Check the ztunnel proxy logs
When an application pod is part of an ambient mesh, you can check the ztunnel proxy logs to confirm the mesh is redirecting traffic. As shown in the example below, the ztunnel logs related to inpod
indicate that in-pod redirection mode is enabled, the proxy has received the network namespace (netns) information about an ambient application pod, and has started proxying for it.
$ kubectl logs ds/ztunnel -n istio-system | grep inpod
Found 3 pods, using pod/ztunnel-hl94n
inpod_enabled: true
inpod_uds: /var/run/ztunnel/ztunnel.sock
inpod_port_reuse: true
inpod_mark: 1337
2024-02-21T22:01:49.916037Z INFO ztunnel::inpod::workloadmanager: handling new stream
2024-02-21T22:01:49.919944Z INFO ztunnel::inpod::statemanager: pod WorkloadUid("1e054806-e667-4109-a5af-08b3e6ba0c42") received netns, starting proxy
2024-02-21T22:01:49.925997Z INFO ztunnel::inpod::statemanager: pod received snapshot sent
2024-02-21T22:03:49.074281Z INFO ztunnel::inpod::statemanager: pod delete request, draining proxy
2024-02-21T22:04:58.446444Z INFO ztunnel::inpod::statemanager: pod WorkloadUid("1e054806-e667-4109-a5af-08b3e6ba0c42") received netns, starting proxy
Confirm the state of sockets
Follow the steps below to confirm that the sockets on ports 15001, 15006, and 15008 are open and in the listening state.
$ kubectl debug $(kubectl get pod -l app=curl -n ambient-demo -o jsonpath='{.items[0].metadata.name}') -it -n ambient-demo --image nicolaka/netshoot -- ss -ntlp
Defaulting debug container name to debugger-nhd4d.
State Recv-Q Send-Q Local Address:Port Peer Address:PortProcess
LISTEN 0 128 127.0.0.1:15080 0.0.0.0:*
LISTEN 0 128 *:15006 *:*
LISTEN 0 128 *:15001 *:*
LISTEN 0 128 *:15008 *:*
Check the iptables rules setup
To view the iptables rules setup inside one of the application pods, execute this command:
$ kubectl debug $(kubectl get pod -l app=curl -n ambient-demo -o jsonpath='{.items[0].metadata.name}') -it --image gcr.io/istio-release/base --profile=netadmin -n ambient-demo -- iptables-save
Defaulting debug container name to debugger-m44qc.

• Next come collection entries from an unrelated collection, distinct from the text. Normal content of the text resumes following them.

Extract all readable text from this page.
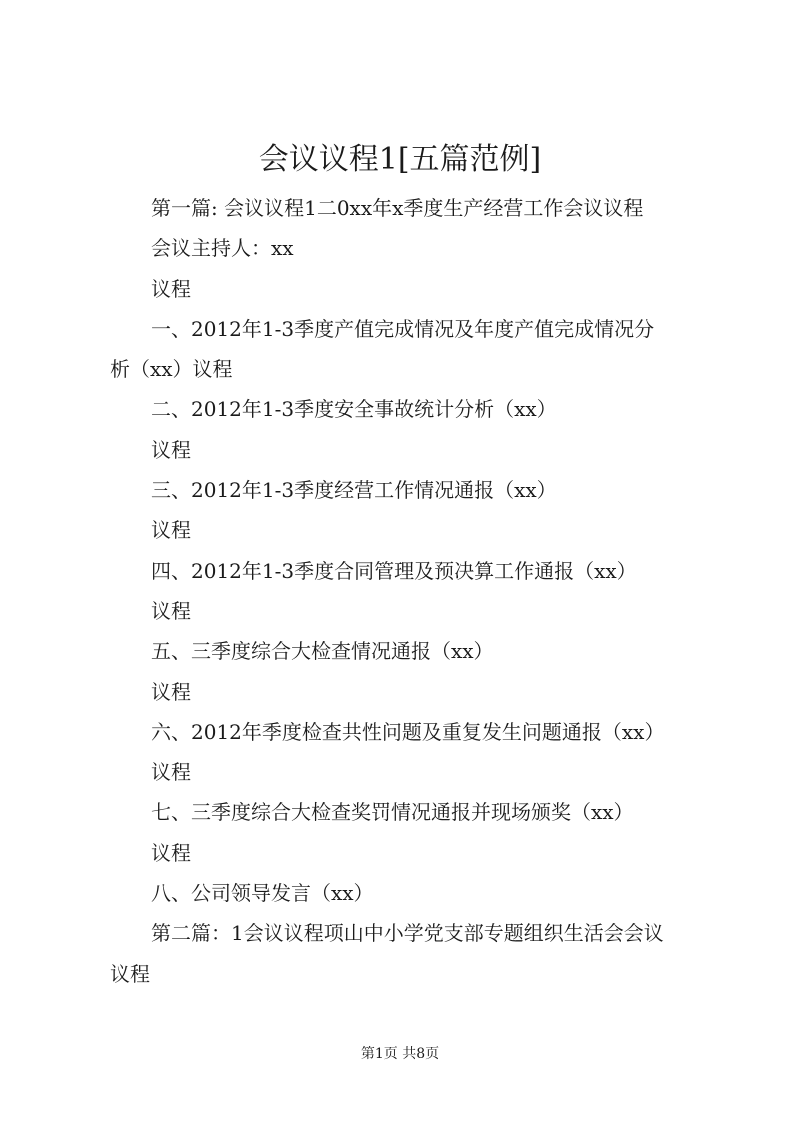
会议议程1[五篇范例]
第一篇: 会议议程1二0xx年x季度生产经营工作会议议程
会议主持人：xx
议程
一、2012年1-3季度产值完成情况及年度产值完成情况分
析（xx）议程
二、2012年1-3季度安全事故统计分析（xx）
议程
三、2012年1-3季度经营工作情况通报（xx）
议程
四、2012年1-3季度合同管理及预决算工作通报（xx）
议程
五、三季度综合大检查情况通报（xx）
议程
六、2012年季度检查共性问题及重复发生问题通报（xx）
议程
七、三季度综合大检查奖罚情况通报并现场颁奖（xx）
议程
八、公司领导发言（xx）
第二篇：1会议议程项山中小学党支部专题组织生活会会议
议程
第1页 共8页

# Generated by iptables-save
*mangle
:PREROUTING ACCEPT [320:53261]
:INPUT ACCEPT [23753:267657744]
:FORWARD ACCEPT [0:0]
:OUTPUT ACCEPT [23352:134432712]
:POSTROUTING ACCEPT [23352:134432712]
:ISTIO_OUTPUT - [0:0]
:ISTIO_PRERT - [0:0]
-A PREROUTING -j ISTIO_PRERT
-A OUTPUT -j ISTIO_OUTPUT
-A ISTIO_OUTPUT -m connmark --mark 0x111/0xfff -j CONNMARK --restore-mark --nfmask 0xffffffff --ctmask 0xffffffff
-A ISTIO_PRERT -m mark --mark 0x539/0xfff -j CONNMARK --set-xmark 0x111/0xfff
-A ISTIO_PRERT -s 169.254.7.127/32 -p tcp -m tcp -j ACCEPT
-A ISTIO_PRERT ! -d 127.0.0.1/32 -i lo -p tcp -j ACCEPT
-A ISTIO_PRERT -p tcp -m tcp --dport 15008 -m mark ! --mark 0x539/0xfff -j TPROXY --on-port 15008 --on-ip 0.0.0.0 --tproxy-mark 0x111/0xfff
-A ISTIO_PRERT -p tcp -m conntrack --ctstate RELATED,ESTABLISHED -j ACCEPT
-A ISTIO_PRERT ! -d 127.0.0.1/32 -p tcp -m mark ! --mark 0x539/0xfff -j TPROXY --on-port 15006 --on-ip 0.0.0.0 --tproxy-mark 0x111/0xfff
COMMIT
# Completed
# Generated by iptables-save
*nat
:PREROUTING ACCEPT [0:0]
:INPUT ACCEPT [0:0]
:OUTPUT ACCEPT [175:13694]
:POSTROUTING ACCEPT [205:15494]
:ISTIO_OUTPUT - [0:0]
-A OUTPUT -j ISTIO_OUTPUT
-A ISTIO_OUTPUT -d 169.254.7.127/32 -p tcp -m tcp -j ACCEPT
-A ISTIO_OUTPUT -p tcp -m mark --mark 0x111/0xfff -j ACCEPT
-A ISTIO_OUTPUT ! -d 127.0.0.1/32 -o lo -j ACCEPT
-A ISTIO_OUTPUT ! -d 127.0.0.1/32 -p tcp -m mark ! --mark 0x539/0xfff -j REDIRECT --to-ports 15001
COMMIT
The command output shows that additional Istio-specific chains are added to the NAT and Mangle tables in netfilter/iptables within the application pod’s network namespace. All TCP traffic coming into the pod is redirected to the ztunnel proxy for ingress processing. If the traffic is plaintext (destination port != 15008), it will be redirected to the in-pod ztunnel plaintext listening port 15006. If the traffic is HBONE (destination port == 15008), it will be redirected to the in-pod ztunnel HBONE listening port 15008. Any TCP traffic leaving the pod is redirected to ztunnel’s port 15001 for egress processing, before being sent out by ztunnel using HBONE encapsulation.